I heared the army had radio problems in Kosovo -- don't know which
model of radio.


Clansman, which is okay at what it does (insecure VHF voice) but is
_old_ and unreliable and vulnerable to anyone with a Radio Shack
scanner. The much-delayed Bowman is to replace it Really Soon Sometime.

As for L85/L86, after such a shrill whine the silence is suddenly
deafening. Where _are_ all those stories about British soldiers doomed
to death by their flawed faulty useless rifles?

Did the rifles actually *work*?


Oh, the rifles, have always worked... it's just they were prone to
not working if they got dirty.
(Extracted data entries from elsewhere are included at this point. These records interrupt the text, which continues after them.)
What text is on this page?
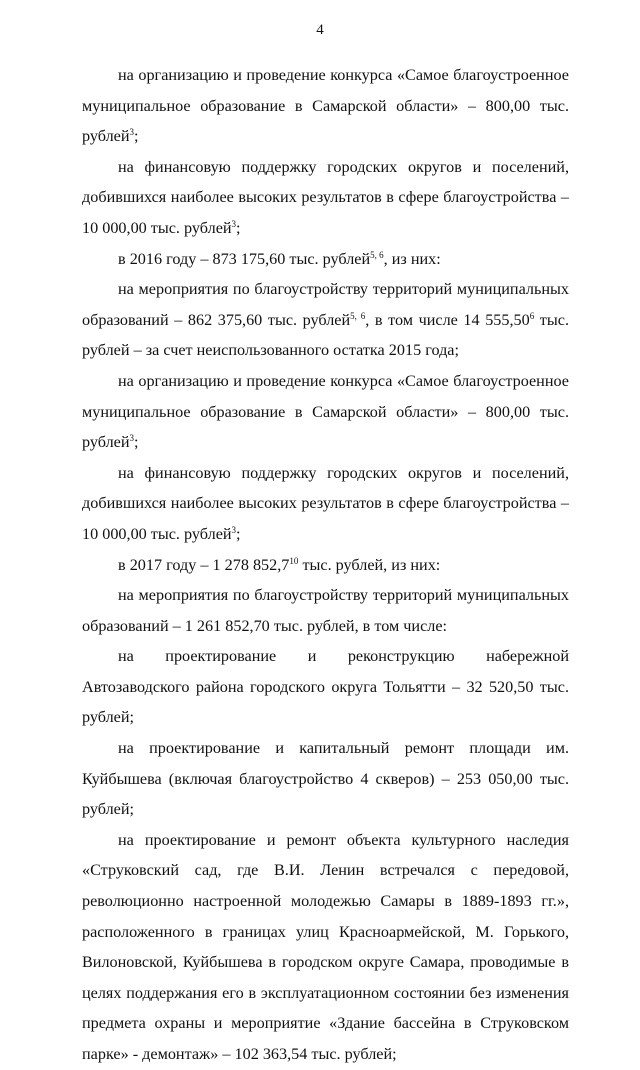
4

на организацию и проведение конкурса «Самое благоустроенное муниципальное образование в Самарской области» – 800,00 тыс. рублей$^3$;

на финансовую поддержку городских округов и поселений, добившихся наиболее высоких результатов в сфере благоустройства – 10 000,00 тыс. рублей$^3$;

в 2016 году – 873 175,60 тыс. рублей$^{5, 6}$, из них:

на мероприятия по благоустройству территорий муниципальных образований – 862 375,60 тыс. рублей$^{5, 6}$, в том числе 14 555,50$^6$ тыс. рублей – за счет неиспользованного остатка 2015 года;

на организацию и проведение конкурса «Самое благоустроенное муниципальное образование в Самарской области» – 800,00 тыс. рублей$^3$;

на финансовую поддержку городских округов и поселений, добившихся наиболее высоких результатов в сфере благоустройства – 10 000,00 тыс. рублей$^3$;

в 2017 году – 1 278 852,7$^{10}$ тыс. рублей, из них:

на мероприятия по благоустройству территорий муниципальных образований – 1 261 852,70 тыс. рублей, в том числе:

на проектирование и реконструкцию набережной Автозаводского района городского округа Тольятти – 32 520,50 тыс. рублей;

на проектирование и капитальный ремонт площади им. Куйбышева (включая благоустройство 4 скверов) – 253 050,00 тыс. рублей;

на проектирование и ремонт объекта культурного наследия «Струковский сад, где В.И. Ленин встречался с передовой, революционно настроенной молодежью Самары в 1889-1893 гг.», расположенного в границах улиц Красноармейской, М. Горького, Вилоновской, Куйбышева в городском округе Самара, проводимые в целях поддержания его в эксплуатационном состоянии без изменения предмета охраны и мероприятие «Здание бассейна в Струковском парке» - демонтаж» – 102 363,54 тыс. рублей;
If I'd been the MoD, I'd have
specified burying them in sand overnight then firing them as part
of the acceptance tests.


They eventually did. Do-or-die competitive testing: sand trials in the
Middle East (including bury it, dig it up amd firing)

The rifles worked. In fact, the L85A2 worked better than any of the
competition...

When the Press start bad-mouthing a weapon I'm minded of a quote from
"Arms and Explosives": "The rifle was always bad, its defects always
notorious... and the propagation of badness will doubtless continue"
This was 1908 and they were describing that famously poor design, the
Rifle, Short, Magazine Lee-Enfield.
--
When you have to kill a man, it costs nothing to be polite.